Хуан бросился на хромого, повалил его и теперь, лежа у него на груди, вгрызался ему в лицо. Хромой метался по асфальту, из-за ужасной боли неспособный к какой-либо защите. Хуан вгрызался в его тело; он захлебывался кровью, но все равно кусался.
Блондин, паникуя, сунул руку в карман, где ему попались деньги, он их с яростью вывалил на землю, после чего вырвал беретту и прострелил Хуану голову.
— Блин, чтоб его… — бормотал он, собирая банкноты.
Зазо с лысым пытались хоть как-то остановить кровь у хромого; а у того уже не было носа, впрочем, это был не единственный убыток его физиономии, и до того не слишком-то привлекательной.
Ты не успел присмотреться к нему лучше: воспользовавшись замешательством, ты тихонько спустился с крыши автомобиля и теперь убегал в направлении перекрестка. Если бы не боль разорванной кожи в анальном отверстии и обрываемых на каждом шагу сгустков застывшей крови — очкарик бы тебя никода не поймал. А так он тебя догнал и после короткой стычки бросил на асфальт еще до того, как ты преодолел половину дистанции. А потом тебя снова затащили под фонарь.

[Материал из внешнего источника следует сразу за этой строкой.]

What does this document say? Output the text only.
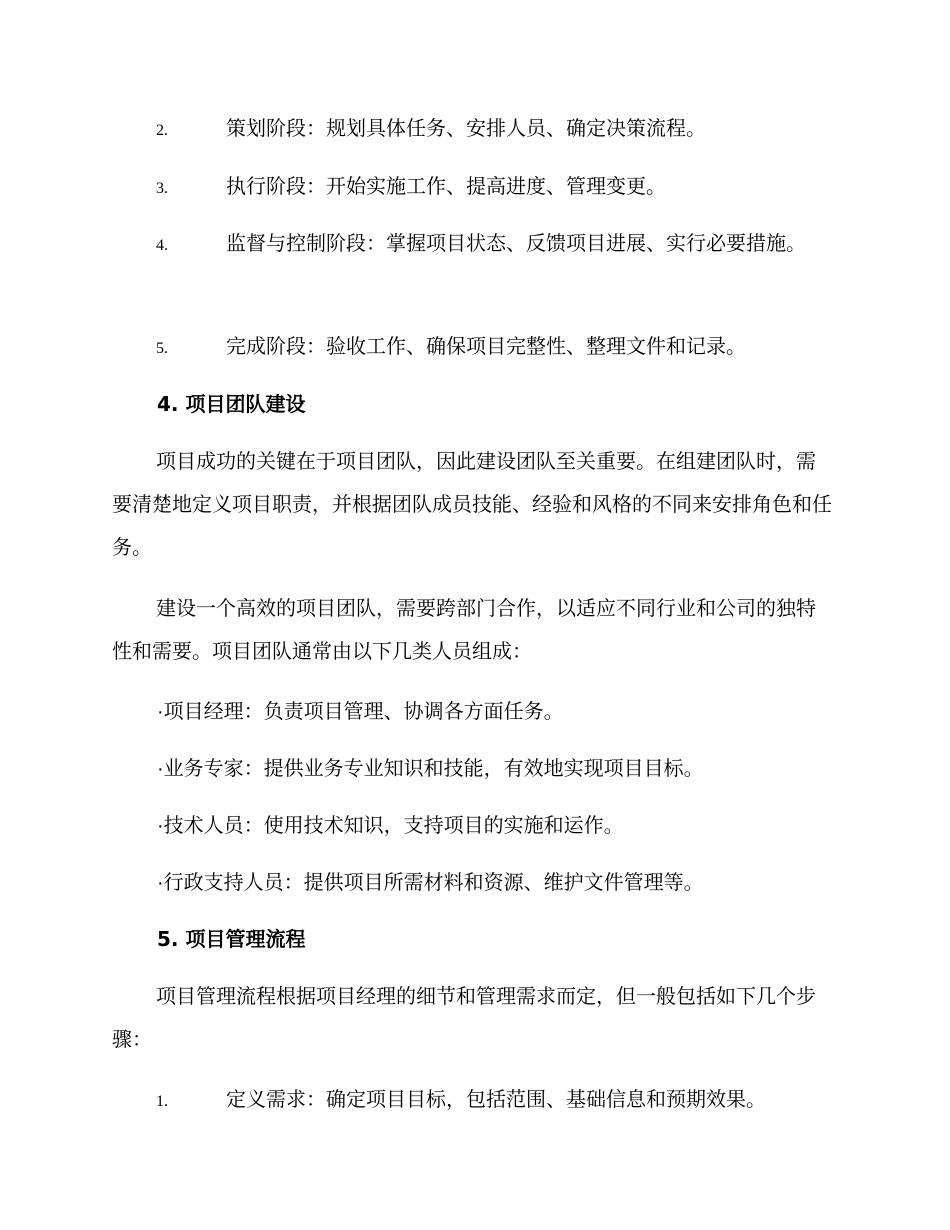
2.	策划阶段：规划具体任务、安排人员、确定决策流程。
3.	执行阶段：开始实施工作、提高进度、管理变更。
4.	监督与控制阶段：掌握项目状态、反馈项目进展、实行必要措施。
5.	完成阶段：验收工作、确保项目完整性、整理文件和记录。
4. 项目团队建设

项目成功的关键在于项目团队，因此建设团队至关重要。在组建团队时，需要清楚地定义项目职责，并根据团队成员技能、经验和风格的不同来安排角色和任务。

建设一个高效的项目团队，需要跨部门合作，以适应不同行业和公司的独特性和需要。项目团队通常由以下几类人员组成：

·项目经理：负责项目管理、协调各方面任务。
·业务专家：提供业务专业知识和技能，有效地实现项目目标。
·技术人员：使用技术知识，支持项目的实施和运作。
·行政支持人员：提供项目所需材料和资源、维护文件管理等。
5. 项目管理流程

项目管理流程根据项目经理的细节和管理需求而定，但一般包括如下几个步骤：

1.	定义需求：确定项目目标，包括范围、基础信息和预期效果。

— Гони бабки за Хуана, — потребовал купец от блондина. — Сам ведь ему башку раскроил.
— Уебывай.
— Так я что, за труп должен еще платить?
Блондин приставил ему ствол беретты к левому стеклу очков.
— Уебывай.
Твой хозяин лишь поглядел на хромого, который, придерживаемый Зазо и лысым — все они спотыкались, и он буквально выпадал у них из рук — рыгал возле колеса машины в луже собственной крови.
— Пошли, Пуньо.
— Пошли, Пуньо.
Старик Жакко потряс тебя за плечо. Этот восьмидесятилетний индеец редко когда произносил подряд три или четыре слова.
Тенистая прохлада разрушенного пуэбло, являвшегося домом и одновременно местом работы Жакко, не призывала выходить на жару, под убийственные лучи стоящего в зените Солнца. Спать, спать, здесь, в куче потрепанных одеял и выцветших пончо, задвинутой в воняющий сушеным навозом угол обширного помещения; и ты отоспал каждый часок ночи, проведенной в родном городе в разбойничьих эскападах и мучительном ожидании во время облав. Это же сколько уже времени? — прошла неделя подобной сонной, животной вегетации в самом сердце мексиканской пустыни, в молчаливых гостях у совершенно непривлекательного видом Якко. По ночам, от запаха дурящего наркотиком «компота», заполнявшего громадные кадки под противоположной стеной, к тебе приходили беспокоящие, больные видения. Прохладными же вечерами, во время закатов Солнца, которые в мексиканской пустыне чертовски красивы, ты садился под окрашенной известью стенкой пуэбло на положенной на двух камнях доске — и плакал. Никто на тебя не глядел, ты был сам; Якко где-то там пьяный или нажирающийся, а вокруг десятки миль ветреной пустоши, песка цвета охры, а на закате — чуть ли не багряного; именно там и тогда мог ты плакать с чувством полнейшей безопасности. Здесь царил такой покой — настолько огромный, смертельный, метафизический покой — что тогда ты был в состоянии представить себе и поверить в рай и ад, о которых вам рассказывали на рассвете проститутки с Площади Генерала.
Человек в очках, выкупивший тебя у Эскадронов Смерти, а также его неизменно анонимные сообщники, переправив тебя контрабандно через ряд государственных границ, о которых ты ранее никогда и не слышал (потому что ни о каких других государствах и не слышал, если не считать своего, ну и Золотой Америки, Соединенных Штатов, Голливуда этого закутка вселенной) — все эти люди, в конце концов оставили тебя на милость молчаливого Якко, ничего не объясняя, ничего тебе не приказывая, но ничего и не запрещая — что само по себе могло казаться поведением совершенно нелогичным, только тогда ты еще ничего не знал, и тебя не научили верить во всеприсутствие логики, поэтому ты принял такое состояние вещей без какого-либо удивления: ты оставался ребенком хаоса. Что происходило, то и происходило; мир плыл и свободно нес тебя в собственном потоке. Те, что дергаются — тонут. Но даже этой философии ты не выражал подобного рода словами; ты о ней не размышлял и даже понятия не имел о характере собственной природы в отличие от натуры других людей. Там, в трущобах, в Городе Детей, в смраде, голоде и в жаре — такие мысли никому в голову не приходят. Вообще-то, там вообще никто и никогда не размышляет.